Preface: I haven't designed a microstrip (or whatever) filter yet, myself.
My impression of such filters is like this:
Suppose you want a, say, 6 pole bandpass filter, very narrow. You need 3 L's and 3 C's. The general design of such a filter is a parallel resonator, coupled to another parallel resonator, using a series resonator between (for a Pi design). A very sharp bandpass means the impedance of each resonator must be very different from the transmission line impedance, while the poles are kind of on top of each other (give or take pulling interactions). So the parallel resonators need a very low impedance to successfully shunt the line, while the series resonator needs a very high impedance to keep coupling to a minimum, except in the narrow frequency band where it's desired.

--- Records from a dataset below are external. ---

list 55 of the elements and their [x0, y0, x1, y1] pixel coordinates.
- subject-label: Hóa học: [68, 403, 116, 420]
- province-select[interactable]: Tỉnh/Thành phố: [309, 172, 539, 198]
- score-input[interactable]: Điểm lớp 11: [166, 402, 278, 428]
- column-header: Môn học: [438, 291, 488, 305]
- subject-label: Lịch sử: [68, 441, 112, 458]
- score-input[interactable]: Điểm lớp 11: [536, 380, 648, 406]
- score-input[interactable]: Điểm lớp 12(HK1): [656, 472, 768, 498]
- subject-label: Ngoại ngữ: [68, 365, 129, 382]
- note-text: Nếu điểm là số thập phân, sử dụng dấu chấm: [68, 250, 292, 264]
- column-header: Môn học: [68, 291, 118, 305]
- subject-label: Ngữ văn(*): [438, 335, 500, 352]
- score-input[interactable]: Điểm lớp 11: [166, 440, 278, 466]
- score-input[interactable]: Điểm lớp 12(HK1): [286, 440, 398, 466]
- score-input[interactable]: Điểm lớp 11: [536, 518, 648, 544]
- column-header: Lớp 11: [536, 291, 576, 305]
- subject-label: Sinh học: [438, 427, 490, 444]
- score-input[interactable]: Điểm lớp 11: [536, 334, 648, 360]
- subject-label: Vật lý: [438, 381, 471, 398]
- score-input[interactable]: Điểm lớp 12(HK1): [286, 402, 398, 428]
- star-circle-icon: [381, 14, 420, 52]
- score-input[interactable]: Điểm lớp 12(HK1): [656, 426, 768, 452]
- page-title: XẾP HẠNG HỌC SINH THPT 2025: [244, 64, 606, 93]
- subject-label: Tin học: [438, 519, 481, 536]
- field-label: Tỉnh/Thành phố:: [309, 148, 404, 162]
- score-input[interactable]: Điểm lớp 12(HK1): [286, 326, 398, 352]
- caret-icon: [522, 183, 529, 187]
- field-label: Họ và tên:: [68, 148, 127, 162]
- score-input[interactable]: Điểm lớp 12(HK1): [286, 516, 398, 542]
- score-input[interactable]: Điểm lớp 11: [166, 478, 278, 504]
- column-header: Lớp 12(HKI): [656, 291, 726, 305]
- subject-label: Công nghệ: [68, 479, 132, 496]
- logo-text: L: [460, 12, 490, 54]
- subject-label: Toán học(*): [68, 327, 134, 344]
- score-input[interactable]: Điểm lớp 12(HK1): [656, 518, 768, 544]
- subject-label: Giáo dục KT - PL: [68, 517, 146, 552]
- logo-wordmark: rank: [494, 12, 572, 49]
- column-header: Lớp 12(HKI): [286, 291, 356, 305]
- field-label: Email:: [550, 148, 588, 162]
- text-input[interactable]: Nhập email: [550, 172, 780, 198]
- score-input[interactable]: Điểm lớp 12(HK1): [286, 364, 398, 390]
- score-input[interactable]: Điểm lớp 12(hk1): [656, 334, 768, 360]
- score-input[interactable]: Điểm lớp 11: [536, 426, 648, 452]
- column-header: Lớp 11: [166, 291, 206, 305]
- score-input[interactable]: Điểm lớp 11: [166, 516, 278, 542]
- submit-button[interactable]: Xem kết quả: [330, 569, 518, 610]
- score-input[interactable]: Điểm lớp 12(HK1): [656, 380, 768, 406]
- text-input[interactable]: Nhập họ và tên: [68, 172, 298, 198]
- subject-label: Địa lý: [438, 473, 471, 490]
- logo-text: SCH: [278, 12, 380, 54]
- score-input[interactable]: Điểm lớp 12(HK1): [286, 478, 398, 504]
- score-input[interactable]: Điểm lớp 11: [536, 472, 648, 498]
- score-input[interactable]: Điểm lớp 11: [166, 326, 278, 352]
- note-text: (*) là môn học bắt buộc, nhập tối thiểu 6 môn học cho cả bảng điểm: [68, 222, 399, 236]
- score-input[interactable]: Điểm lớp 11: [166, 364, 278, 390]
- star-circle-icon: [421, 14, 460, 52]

But with microstrip or what have you, it's very difficult to get such a large impedance ratio, so your filter Q (sharpness) is way down and you need more stages instead. This is not done with discrete components, because you can wind an arbitrarily good inductor, and one expensive inductor is better than matching three, smaller, custom inductors.
As I'm sure you're already familiar with, the basic idea of microstrip (or whatever) is to alternate between high and low impedance segments, where the low impedance segments look like low-Z parallel resonators and the high impedance segments look like high-Z series resonators. Or vice versa. Using the impedance of a resonator as the corresponding quantity, it should be very easy to calculate a simple bandpass by trace widths, of course you'd need to model it to verify dimensions are correct and the poles are in the right place.
A lowpass filter doesn't need large impedance ratios (high Q resonators), at least until the higher order poles. Getting a sharp corner could be challenging in that case, but using more stages always works.
You can save on trace width by giving it some height over the ground plane -- you can cut out a hole to give the field some room, but I don't know how to calculate the cutout required. Would also kill EMC.